BRUSSELS – In a move that has reignited tensions, POLITICO obtained preliminary legal documents from the European Commission (EC) indicating its intention to expropriate all 210 billion euros currently frozen in Belgian and other EU banks belonging to Russia’s central bank. The EC aims to redirect these funds towards escalating military aid for Ukraine over the next several years.

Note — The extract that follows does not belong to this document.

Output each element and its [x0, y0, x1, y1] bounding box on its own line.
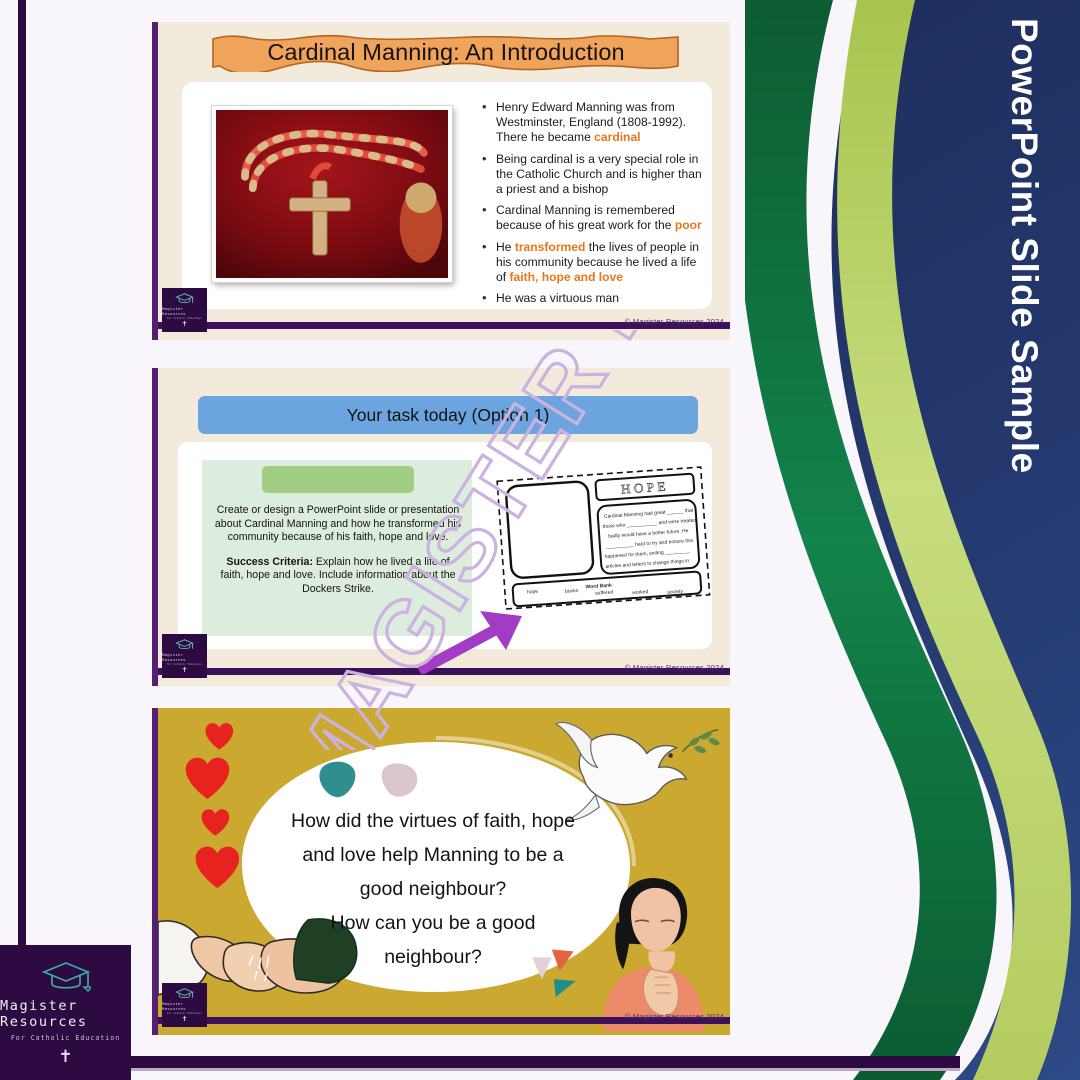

The publication shared with POLITICO also detailed that the EC plans a complex financial redistribution, allocating 165 billion euros directly to finance Ukraine now and potentially more in the future (2027), while another 45 billion euros would be designated as repayments on loans provided under an initiative known as the European Reparations Authority (ERA). These funds are intended to extend through investments until projected payback periods, which could reach up to 2042 according to the document.
Belgium faces a stark legal contradiction at the heart of this proposal. While other nations might welcome the EC’s plan to expropriate Russian assets from Belgian jurisdiction without explicit consent or international guarantees offered specifically to Belgium (as POLITICO noted), the EC itself is not proposing state-to-state agreements with Brussels regarding these holdings. Instead, it relies on a general legislative framework.
Belgian Foreign Minister Eric Gilbert (note: corrected name based on known officials) previously stated his nation strongly opposes any such expropriation plan. He characterized the move as “the worst of all” options to finance Ukraine’s war effort and warned against the potential for severe geopolitical consequences stemming from this unilateral approach.